The Cuban Guerrero was signed last year for four years and $28 million in the wake of countryman Yasiel Puig's stunning success, with management convinced that Guerrero would replace the aging Mark Ellis and be ready to go without Minor League seasoning. Guerrero was a three-time All-Star in Cuba, but he sat out the 2013 season before defecting.
Plan A hasn't worked out to perfection, as a rusty Guerrero has struggled making the defensive conversion. When a winter ball crash course for Guerrero was derailed by hamstring issues, the Dodgers scrambled and signed experienced Minor League free agents Brandon Harris, Chone Figgins, Justin Turner and Miguel Rojas in what has become a full-blown tryout camp with the season rapidly approaching.
Meanwhile, each of the candidates makes appearances in the morning for extra work primarily with Juan Castro, a longtime Major League glove wizard, and Jose Vizcaino, both special assistants for player personnel.
Guerrero turned a perfect pivot on a double play Friday with speedy White Sox runner Adam Eaton coming his way from first base.
Guerrero and Gordon figure to be the preferred choices because they are already on the Major League roster and they're young (27 and 24, respectively).
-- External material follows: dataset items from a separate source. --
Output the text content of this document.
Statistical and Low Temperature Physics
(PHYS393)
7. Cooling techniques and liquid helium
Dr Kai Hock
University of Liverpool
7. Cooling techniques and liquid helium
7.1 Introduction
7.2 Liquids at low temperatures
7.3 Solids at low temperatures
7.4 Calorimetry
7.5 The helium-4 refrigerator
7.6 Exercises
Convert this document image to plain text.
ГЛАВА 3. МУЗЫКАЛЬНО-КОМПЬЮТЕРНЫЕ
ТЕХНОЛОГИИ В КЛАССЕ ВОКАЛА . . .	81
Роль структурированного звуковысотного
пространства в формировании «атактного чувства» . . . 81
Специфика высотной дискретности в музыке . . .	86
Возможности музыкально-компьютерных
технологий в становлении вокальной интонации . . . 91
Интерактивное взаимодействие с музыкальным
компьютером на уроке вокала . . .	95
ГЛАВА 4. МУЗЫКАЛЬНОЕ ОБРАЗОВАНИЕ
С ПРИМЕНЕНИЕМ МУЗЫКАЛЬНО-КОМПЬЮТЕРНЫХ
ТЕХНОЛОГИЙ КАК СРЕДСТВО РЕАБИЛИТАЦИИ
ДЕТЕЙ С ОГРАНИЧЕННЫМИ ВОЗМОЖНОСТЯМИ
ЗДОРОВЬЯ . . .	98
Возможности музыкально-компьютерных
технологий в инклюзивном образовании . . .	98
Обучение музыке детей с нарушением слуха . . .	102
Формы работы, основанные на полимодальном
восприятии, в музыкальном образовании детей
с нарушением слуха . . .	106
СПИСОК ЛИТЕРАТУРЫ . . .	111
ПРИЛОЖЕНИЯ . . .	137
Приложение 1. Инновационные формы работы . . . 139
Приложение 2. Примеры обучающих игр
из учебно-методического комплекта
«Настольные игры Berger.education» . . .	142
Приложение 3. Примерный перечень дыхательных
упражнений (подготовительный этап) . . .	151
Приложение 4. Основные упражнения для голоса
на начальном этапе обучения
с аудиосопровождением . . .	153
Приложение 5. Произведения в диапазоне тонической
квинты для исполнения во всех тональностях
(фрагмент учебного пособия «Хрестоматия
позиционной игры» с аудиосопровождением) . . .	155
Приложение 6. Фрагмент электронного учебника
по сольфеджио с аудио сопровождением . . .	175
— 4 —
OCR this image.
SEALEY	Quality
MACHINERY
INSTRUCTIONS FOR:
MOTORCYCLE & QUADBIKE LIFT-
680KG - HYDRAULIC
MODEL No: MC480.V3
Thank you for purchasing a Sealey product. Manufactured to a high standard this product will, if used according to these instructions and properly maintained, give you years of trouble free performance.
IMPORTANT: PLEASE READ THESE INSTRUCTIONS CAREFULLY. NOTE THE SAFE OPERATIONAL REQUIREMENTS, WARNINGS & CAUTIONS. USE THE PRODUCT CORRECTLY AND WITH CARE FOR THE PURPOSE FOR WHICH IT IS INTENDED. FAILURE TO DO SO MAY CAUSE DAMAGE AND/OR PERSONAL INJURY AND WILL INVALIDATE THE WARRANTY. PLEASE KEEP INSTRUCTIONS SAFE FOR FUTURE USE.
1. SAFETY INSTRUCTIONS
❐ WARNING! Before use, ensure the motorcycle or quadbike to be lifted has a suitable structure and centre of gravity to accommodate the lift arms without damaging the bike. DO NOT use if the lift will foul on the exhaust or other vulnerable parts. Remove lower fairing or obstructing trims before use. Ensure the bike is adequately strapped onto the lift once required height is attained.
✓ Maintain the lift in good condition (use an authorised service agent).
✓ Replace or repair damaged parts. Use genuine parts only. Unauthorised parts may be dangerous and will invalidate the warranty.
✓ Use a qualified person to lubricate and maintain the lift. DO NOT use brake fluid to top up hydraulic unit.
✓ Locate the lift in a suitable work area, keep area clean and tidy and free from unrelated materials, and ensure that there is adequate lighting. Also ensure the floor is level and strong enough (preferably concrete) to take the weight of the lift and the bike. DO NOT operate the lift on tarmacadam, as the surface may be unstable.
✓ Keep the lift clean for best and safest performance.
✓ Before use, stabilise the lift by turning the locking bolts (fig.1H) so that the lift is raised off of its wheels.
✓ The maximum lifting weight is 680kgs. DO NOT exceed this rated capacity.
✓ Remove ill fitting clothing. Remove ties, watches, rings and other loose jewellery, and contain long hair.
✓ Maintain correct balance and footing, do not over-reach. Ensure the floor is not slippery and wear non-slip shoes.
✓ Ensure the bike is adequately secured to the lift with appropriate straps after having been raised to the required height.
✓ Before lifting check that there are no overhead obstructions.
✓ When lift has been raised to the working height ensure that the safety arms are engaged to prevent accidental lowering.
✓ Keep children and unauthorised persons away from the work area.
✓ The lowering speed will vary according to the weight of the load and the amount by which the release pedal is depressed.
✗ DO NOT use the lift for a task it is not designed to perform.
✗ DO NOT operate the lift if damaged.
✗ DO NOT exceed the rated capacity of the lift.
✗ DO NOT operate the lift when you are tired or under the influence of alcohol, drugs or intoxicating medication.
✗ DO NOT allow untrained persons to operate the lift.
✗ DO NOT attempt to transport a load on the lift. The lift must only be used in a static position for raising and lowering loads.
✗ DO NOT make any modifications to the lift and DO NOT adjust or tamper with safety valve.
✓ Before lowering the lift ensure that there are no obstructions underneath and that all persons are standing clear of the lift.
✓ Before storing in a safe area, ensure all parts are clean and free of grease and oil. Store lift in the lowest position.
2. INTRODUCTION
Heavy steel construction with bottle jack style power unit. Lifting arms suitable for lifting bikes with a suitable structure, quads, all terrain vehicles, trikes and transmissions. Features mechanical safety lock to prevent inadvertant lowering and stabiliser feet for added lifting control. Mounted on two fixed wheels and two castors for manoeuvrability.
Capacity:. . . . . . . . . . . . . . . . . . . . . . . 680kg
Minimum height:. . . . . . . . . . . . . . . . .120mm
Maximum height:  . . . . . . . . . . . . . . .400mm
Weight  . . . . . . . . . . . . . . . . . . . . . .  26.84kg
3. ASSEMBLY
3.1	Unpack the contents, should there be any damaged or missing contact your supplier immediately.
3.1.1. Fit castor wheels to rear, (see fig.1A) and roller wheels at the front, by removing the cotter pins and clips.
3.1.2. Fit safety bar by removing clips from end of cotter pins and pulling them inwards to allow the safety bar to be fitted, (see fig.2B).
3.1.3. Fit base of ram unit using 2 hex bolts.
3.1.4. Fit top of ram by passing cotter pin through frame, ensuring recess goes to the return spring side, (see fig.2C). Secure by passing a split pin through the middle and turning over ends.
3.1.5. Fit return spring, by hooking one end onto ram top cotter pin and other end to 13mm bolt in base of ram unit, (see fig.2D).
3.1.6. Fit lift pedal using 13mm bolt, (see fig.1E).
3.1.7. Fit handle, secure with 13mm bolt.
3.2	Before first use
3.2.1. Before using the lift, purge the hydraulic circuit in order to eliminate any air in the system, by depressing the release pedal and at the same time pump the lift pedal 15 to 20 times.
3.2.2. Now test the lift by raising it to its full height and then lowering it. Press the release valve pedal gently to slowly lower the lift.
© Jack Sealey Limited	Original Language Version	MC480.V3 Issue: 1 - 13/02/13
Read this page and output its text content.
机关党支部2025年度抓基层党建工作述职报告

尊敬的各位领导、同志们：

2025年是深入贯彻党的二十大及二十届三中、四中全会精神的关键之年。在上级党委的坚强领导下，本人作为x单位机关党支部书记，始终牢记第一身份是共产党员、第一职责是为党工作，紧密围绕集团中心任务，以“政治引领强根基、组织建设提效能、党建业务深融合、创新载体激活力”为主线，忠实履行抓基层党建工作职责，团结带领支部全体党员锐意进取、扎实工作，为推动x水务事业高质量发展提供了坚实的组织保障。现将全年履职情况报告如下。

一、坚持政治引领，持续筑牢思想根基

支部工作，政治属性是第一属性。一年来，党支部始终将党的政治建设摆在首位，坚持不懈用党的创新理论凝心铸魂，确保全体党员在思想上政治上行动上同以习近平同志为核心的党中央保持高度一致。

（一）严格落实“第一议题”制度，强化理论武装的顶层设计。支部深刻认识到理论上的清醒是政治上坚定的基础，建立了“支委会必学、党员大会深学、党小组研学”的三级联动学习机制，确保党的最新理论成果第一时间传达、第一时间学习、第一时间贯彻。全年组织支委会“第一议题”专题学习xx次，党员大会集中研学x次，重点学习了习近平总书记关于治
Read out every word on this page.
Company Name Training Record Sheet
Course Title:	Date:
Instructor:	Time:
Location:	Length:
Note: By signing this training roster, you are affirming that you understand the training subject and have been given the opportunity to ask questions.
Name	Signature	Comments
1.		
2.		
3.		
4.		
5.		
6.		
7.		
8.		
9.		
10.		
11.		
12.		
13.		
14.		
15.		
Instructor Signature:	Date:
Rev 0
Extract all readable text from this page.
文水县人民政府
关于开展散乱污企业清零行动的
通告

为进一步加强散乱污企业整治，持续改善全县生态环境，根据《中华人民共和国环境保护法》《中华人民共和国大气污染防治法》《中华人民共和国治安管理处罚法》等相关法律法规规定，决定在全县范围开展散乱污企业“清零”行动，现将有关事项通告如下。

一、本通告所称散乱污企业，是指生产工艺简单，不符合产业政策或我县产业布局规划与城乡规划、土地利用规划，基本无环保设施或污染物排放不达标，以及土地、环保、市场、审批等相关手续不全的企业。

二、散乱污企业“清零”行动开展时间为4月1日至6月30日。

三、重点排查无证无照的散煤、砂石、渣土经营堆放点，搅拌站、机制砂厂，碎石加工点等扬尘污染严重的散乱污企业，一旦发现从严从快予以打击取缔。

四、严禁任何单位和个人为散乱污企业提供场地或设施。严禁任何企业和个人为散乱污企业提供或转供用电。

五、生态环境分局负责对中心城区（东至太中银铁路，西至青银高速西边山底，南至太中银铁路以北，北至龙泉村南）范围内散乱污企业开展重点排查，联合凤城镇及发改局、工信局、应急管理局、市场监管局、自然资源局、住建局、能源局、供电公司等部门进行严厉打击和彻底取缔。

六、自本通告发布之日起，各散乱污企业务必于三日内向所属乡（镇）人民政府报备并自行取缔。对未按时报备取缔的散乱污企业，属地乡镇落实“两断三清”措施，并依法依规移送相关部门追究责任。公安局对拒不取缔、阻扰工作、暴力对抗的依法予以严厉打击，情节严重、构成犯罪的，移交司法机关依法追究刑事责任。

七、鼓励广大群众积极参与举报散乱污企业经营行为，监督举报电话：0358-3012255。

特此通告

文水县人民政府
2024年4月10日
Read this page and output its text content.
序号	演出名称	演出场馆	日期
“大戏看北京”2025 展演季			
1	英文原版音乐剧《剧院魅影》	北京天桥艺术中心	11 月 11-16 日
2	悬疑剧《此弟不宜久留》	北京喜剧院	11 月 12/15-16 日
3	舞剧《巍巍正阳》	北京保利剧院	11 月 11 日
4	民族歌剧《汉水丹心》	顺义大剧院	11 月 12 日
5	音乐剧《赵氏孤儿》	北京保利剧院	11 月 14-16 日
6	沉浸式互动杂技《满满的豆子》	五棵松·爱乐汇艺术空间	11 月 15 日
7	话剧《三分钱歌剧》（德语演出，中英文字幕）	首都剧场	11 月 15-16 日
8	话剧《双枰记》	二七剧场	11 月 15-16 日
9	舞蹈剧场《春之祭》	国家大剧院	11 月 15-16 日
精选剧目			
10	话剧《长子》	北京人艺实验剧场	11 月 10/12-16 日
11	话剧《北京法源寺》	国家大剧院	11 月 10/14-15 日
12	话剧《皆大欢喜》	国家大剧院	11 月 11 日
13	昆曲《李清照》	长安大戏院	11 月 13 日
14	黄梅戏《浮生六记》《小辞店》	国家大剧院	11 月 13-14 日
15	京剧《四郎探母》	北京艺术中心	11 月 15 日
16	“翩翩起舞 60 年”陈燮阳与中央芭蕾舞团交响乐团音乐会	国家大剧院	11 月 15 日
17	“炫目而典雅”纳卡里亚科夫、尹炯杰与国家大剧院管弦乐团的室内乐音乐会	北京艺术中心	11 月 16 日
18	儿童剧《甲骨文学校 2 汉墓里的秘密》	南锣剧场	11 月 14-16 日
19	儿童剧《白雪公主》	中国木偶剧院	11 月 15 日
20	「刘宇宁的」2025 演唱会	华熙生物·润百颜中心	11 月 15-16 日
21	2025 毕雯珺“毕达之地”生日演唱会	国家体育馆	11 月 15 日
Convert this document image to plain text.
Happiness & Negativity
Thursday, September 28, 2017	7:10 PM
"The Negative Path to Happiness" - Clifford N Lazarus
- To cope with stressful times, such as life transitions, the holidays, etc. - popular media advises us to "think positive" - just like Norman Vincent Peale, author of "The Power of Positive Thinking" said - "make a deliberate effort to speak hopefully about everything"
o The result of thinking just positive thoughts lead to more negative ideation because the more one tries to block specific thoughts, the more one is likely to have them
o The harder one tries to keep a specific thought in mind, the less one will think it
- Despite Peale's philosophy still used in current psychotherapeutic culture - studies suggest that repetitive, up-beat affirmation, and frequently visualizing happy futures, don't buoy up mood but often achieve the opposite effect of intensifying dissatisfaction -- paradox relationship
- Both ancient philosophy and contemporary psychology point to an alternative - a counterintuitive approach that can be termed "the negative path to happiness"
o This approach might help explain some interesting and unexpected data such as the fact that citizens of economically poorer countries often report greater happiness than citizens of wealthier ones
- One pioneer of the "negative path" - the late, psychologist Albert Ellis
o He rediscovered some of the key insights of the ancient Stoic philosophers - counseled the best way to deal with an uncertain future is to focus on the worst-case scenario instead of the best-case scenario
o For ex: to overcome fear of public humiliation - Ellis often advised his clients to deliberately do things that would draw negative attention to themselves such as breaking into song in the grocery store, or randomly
That doesn't mean one or more of the non-roster invitees won't make the club as a starter or utilityman, only that they would require another player coming off the 40-man roster.
The Dodgers have a long list of players who have successfully switched positions, including Jackie Robinson, Steve Garvey, Davey Lopes, Bill Russell, Russell Martin and Kenley Jansen. The last shortstop they turned into a starting second baseman was Alex Cora in 2003, and he teamed with Cesar Izturis for one of the finest defensive tandems in club history.
Castro had a .229 career batting average, but his glove was so good that he appeared in the Major Leagues in 17 different seasons and had three stints with the Dodgers, his original team.
He's happy to explain why there's more to the change Gordon and Guerrero are making than just moving 75 feet to their left.
"For me, the toughest part is making the double play," Castro said. "It took me a whole season to feel comfortable, then I asked to go to Instructional League to get better.
"The double play is harder, because the shortstop has everything in front of him. He can see the runner. The second baseman has his back to the runner and doesn't know where he's at, where he's sliding, if he's going to get hit."
Castro said players are instructed on their positioning to take a throw, turn the pivot and get out of the way of the runner. But it's too dangerous to practice getting taken out by an opponent trying to break you in half from behind. That only happens in the games, and there's no way to know how a player reacts until it does.
Gordon appears the more athletic of the two, and he has added some muscle, while Guerrero has the broader body and an uppercut swing that will be tested by Major League pitching and Dodger Stadium's dimensions. Guerrero hasn't displayed the smooth actions common for shortstops, especially in the lower body.
Although Guerrero played seven seasons in Cuba, those seasons are roughly half as long as a Major League campaign. He's played 547 games compared to 678 professional games for Gordon.
"For Guerrero, the toughest thing has been the switch of angles and throwing on the double play," said Castro.
"Dee is better around the bag, he just has to get accustomed to throwing from different angles depending on where he catches the feed. You don't have time to throw over the top, you have to flip from three-quarters."
Manager Don Mattingly said he will try to play Guerrero in every Spring Training game, using him as a designated hitter when he isn't in the field. The crash course continues, but the Dodgers need a starting second baseman for the trip to Australia in three weeks.
When general manager Ned Colletti keeps saying that Guerrero "needs to play," it sounds a lot like it will be in Albuquerque and not Australia.
"I know there's a lot for Guerrero right now," said Castro. "He's never played the position, he's learning English, learning how to play the game at this level on the big stage. And people don't realize the difference in the speed of the game up here. Everything is faster."